Le rovine di un'antica costruzione medioevale rilucevano in bella mostra sotto il sole di mezzogiorno. Immobili, nella loro staticità eterna. Ancora imponenti malgrado i secoli e l'incuria.
«Questo è l'antico lazzaretto di Noli. Quassù venivano portati i lebbrosi, così da tenerli lontani dalla città.» sussurrò Massimo guardandola negli occhi. «È citato in molti libri del 1200, poi le sue tracce vanno via via scemando, fino a trovarne un'ultima testimonianza nel libro della salute, redatto da uno speziale intorno al 1550. Si pensava che fosse andato distrutto!»
«Come fai ad essere sicuro che sia proprio il vecchio lazzaretto, Massimo?»
«Guarda lì!» le rispose lui, indicando una pietra proprio accanto alla porta da cui erano appena passati, sulla quale era inciso un simbolo in basso rilievo. «Quella è la croce ottagona dei cavalieri di San Lazzaro!»
Francesca si portò una mano alla bocca.
Lei non aveva mai visto una croce ottagona, e se non ce l'avesse avuta incisa davanti, probabilmente non sarebbe stata in grado di riconoscerla nemmeno se gliela avessero descritta.
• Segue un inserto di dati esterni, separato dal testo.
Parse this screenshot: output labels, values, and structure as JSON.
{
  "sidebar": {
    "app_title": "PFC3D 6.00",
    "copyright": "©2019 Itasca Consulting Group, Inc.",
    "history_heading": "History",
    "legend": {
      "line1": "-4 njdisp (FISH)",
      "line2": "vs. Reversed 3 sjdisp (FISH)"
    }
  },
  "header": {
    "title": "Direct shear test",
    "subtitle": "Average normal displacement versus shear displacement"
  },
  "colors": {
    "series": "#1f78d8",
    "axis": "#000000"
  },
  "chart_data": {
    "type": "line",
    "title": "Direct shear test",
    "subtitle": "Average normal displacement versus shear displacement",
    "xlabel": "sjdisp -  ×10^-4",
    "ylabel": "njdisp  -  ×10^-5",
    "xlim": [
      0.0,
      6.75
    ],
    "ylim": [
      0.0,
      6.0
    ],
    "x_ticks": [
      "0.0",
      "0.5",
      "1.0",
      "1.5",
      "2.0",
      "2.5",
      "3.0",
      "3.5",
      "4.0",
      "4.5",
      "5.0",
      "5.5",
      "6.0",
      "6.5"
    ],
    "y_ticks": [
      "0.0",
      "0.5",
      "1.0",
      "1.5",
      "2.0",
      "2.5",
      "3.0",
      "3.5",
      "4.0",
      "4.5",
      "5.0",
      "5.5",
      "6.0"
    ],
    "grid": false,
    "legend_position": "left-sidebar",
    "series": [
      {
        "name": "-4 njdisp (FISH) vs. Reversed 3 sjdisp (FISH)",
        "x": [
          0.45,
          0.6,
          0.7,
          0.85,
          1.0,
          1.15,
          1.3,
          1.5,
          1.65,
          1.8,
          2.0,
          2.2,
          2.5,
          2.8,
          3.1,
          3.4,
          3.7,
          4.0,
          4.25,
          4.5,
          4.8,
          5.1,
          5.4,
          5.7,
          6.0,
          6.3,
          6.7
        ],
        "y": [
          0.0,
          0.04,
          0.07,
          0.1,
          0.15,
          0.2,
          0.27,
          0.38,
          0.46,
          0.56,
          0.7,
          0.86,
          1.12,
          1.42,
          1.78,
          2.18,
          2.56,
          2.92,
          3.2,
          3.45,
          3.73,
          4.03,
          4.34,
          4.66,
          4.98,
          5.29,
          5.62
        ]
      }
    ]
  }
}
Ma se Massimo diceva che quello era il simbolo dei cavalieri di San Lazzaro, allora quello era il simbolo dei cavalieri di San Lazzaro. Non c'erano dubbi!
Evidentemente la sua faccia stupita non sfuggì al professore, abituato a rapportarsi con l'ignoranza travestita alla bene meglio da ore di studio, che proseguì argomentando meglio la sua tesi.
«I cavalieri di San Lazzaro, conosciuti anche come Lazzariti, furono dapprima religiosi ospedalieri e poi militari, appartenenti all'ordine di San Lazzaro di Gerusalemme. Nacquero appunto a Gerusalemme, intorno al 1100 d.c., per dare cure ed assistenza ai lebbrosi. A differenza degli altri ordini militari e religiosi che si stabilirono in Terra Santa in quel periodo, i Lazzariti non dipendevano dalla chiesa Latina, ma dalla chiesa d'Oriente, anche se dopo qualche anno passarono sotto la giurisdizione della Sacra Romana Chiesa.
A seguito della crociata del 1099 d.c., alla quale Noli partecipò brandendo il suo stemma, si diffusero lentamente in tutta Europa, e in particolar modo nelle repubbliche marinare italiane. Seguaci della regola di Sant'Agostino, vennero ufficializzati come ordine l'11 aprile del 1255, con bolla papale di papa Alessandro IV. La loro principale attività nei secoli, oltre alla cura dei poveri disgraziati che contraevano la lebbra, era quella di accogliere cavalieri di altri ordini, affetti dalla stessa malattia. Persino il grande ordine dei Templari, prevedeva nella sua regola la possibilità di entrare nell'ordine dei Lazzariti, per i cavalieri vittime del morbo.
Non è ben chiaro quando esattamente i cavalieri di San Lazzaro si trasformarono da ordine semplicemente monastico in ordine militare a tutti gli effetti, l'unica cosa certa è che parteciparono attivamente, brandendo le armi, durante la presa di San Giovanni d'Acri, nel 1191 d.c.
Continuarono ad operare per tre secoli, fino a che la Santa Sede non soppresse l'ordine nel 1400 d.c., incorporandoli ai cavalieri di Malta.»
Francesca lo guardava a bocca aperta. Non era umanamente possibile che una persona potesse ricordare a memoria tante nozioni di storia.
E la cosa che le faceva gelare il sangue nelle vene era la consapevolezza che, se si fosse azzardata a chiedere di un qualsiasi altro ordine cavalleresco o avvenimento storico, lui glielo avrebbe raccontato con altrettanta dovizia di particolari.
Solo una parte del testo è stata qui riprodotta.